Por ello nada mejor que hacer del día 14 de febrero, día de San Valentín, la fecha que localiza el amor en una jornada. Pues se podría llamar, el día de los equívocos amorosos.
La fundamentación:
Hasta 1969 para la iglesia católica se nominaba el día 14 de febrero por tres Valentinos:
1. Un sacerdote romano que sufrió el martirio cerca del año 269 y fue enterrado en la Vía Flaminia.
2. En el año 197 fue nombrado obispo de Interamna, otro Valentín también enterrado en la Vía Flaminia, pero en otro lugar que San Valentín de Roma. Sus reliquias se encuentran en la Basílica de San Valentino en Terni.
3. Un tercer santo llamado Valentín (según la Enciclopedia católica) era mencionado en primitivos escritos bajo la misma fecha (14 de febrero). Sólo se dice que fue martirizado en África con varios compañeros.

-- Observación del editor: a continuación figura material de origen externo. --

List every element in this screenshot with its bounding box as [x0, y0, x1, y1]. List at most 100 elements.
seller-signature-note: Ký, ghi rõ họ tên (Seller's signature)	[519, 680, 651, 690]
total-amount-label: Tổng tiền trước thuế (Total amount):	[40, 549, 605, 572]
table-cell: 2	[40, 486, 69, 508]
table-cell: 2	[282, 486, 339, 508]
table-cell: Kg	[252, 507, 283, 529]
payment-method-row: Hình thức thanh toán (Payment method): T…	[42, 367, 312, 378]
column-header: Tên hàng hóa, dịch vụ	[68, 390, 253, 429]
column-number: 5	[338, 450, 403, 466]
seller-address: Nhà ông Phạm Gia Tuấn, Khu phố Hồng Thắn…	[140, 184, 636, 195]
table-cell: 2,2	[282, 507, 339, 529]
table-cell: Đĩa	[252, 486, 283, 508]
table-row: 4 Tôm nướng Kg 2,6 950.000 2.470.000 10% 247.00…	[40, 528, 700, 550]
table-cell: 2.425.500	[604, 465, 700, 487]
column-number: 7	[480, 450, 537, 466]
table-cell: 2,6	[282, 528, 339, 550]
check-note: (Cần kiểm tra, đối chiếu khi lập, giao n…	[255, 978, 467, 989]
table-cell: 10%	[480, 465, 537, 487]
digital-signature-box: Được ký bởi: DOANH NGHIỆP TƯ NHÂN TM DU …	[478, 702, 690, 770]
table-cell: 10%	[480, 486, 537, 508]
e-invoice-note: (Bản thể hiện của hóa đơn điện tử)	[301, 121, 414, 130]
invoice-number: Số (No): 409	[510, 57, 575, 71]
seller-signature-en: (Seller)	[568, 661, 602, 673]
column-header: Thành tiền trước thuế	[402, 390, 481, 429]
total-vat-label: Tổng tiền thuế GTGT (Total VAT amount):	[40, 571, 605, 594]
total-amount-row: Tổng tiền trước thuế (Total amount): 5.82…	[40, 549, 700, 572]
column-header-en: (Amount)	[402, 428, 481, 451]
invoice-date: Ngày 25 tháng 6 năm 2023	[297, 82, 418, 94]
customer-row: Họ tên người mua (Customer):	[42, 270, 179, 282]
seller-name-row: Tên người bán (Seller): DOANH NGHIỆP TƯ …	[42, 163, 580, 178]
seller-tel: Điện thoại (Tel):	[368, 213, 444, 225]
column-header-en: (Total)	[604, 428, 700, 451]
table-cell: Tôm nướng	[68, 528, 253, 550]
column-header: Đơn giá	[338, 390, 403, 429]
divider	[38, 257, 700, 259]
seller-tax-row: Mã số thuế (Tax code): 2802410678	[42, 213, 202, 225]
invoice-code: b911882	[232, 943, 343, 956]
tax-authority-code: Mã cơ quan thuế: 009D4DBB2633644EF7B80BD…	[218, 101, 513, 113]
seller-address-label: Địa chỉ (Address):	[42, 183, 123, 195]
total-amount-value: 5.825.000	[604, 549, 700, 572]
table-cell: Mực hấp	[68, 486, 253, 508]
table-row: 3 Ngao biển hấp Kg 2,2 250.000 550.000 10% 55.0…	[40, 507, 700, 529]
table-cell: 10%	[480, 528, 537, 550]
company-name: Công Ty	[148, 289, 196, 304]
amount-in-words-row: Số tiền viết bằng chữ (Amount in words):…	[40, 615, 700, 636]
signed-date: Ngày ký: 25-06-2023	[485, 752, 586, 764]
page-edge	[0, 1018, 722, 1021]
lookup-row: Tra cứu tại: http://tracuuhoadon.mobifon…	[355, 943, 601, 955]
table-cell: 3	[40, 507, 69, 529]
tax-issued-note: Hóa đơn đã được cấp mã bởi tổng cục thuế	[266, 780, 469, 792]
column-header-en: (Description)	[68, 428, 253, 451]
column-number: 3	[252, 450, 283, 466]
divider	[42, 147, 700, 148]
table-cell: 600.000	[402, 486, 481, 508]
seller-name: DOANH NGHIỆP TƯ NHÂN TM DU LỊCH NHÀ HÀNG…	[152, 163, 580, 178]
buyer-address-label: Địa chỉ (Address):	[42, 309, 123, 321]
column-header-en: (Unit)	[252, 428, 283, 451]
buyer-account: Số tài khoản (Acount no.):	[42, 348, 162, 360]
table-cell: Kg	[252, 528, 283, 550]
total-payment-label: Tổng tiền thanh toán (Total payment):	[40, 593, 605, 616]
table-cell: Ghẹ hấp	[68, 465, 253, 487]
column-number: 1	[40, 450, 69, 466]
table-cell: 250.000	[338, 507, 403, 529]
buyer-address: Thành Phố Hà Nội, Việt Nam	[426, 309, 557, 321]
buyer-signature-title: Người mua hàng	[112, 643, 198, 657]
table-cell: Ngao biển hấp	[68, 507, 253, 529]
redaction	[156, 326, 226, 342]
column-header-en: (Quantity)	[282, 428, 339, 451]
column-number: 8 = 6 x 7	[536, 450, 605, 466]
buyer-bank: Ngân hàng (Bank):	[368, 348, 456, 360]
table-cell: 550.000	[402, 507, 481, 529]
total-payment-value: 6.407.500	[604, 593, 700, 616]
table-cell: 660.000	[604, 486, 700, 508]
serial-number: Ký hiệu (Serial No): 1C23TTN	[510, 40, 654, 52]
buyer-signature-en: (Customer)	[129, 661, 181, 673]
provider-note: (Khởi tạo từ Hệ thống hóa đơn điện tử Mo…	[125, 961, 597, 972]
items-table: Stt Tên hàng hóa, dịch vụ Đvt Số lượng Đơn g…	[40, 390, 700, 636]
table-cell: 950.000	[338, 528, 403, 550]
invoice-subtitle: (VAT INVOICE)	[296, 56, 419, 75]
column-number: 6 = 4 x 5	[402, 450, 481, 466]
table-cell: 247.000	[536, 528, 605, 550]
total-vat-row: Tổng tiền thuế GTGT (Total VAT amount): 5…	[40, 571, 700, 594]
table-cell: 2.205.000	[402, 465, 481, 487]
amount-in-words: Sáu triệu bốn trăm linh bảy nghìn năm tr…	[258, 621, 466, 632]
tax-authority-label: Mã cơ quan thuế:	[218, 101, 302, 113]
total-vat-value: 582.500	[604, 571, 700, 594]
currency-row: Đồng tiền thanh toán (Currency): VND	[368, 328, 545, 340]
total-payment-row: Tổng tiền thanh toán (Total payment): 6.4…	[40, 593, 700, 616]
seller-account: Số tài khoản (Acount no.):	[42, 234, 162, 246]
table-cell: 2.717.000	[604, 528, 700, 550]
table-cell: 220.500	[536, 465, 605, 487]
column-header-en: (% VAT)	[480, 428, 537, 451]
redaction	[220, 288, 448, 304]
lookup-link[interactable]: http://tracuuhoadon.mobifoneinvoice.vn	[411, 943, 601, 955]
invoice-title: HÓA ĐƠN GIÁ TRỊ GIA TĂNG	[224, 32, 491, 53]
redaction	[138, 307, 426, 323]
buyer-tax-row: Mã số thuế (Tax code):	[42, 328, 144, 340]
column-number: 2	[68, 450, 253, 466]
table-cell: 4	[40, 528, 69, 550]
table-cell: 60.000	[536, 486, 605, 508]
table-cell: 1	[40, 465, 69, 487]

En el año 1969 en el Concilio Vaticano II, según la Enciclopedia Católica, se determinó, porque no había suficientes elementos históricos que probaran su existencia, sacar el día de San Valentín del calendario católico.
Por otro lado, la fiesta de San Valentín es mucho más antigua que el propio cristianismo: se enlaza con las fiestas lupercales del Imperio Romano, rituales paganos en homenaje a Fauno Luperco (de "lupus", lobo, Pan para los griegos) que protegía a los pastores y los rebaños, y que se celebraban el 15 de febrero de cada año, cinco semanas antes del comienzo de la primavera.
Como toda leyenda tiene recorridos en la historia.
Por lo general se apunta a que en este día el regalo del amante a la amada sean bombones o rosas y el encuentro de ellos en una cena o en una escena amable.
En esta época donde el sostén del amor es frágil, cuando el sostenimiento de una pareja se hace dificultoso, el día de los enamorados debería llamarse el día de los amantes luchadores.
El ardoroso empuje al goce sexual de la época nos lleva a objetalizar al sujeto amado.
Con lo cual la caída del deseo por el cuerpo del otro lo hace nominar como caída del amor.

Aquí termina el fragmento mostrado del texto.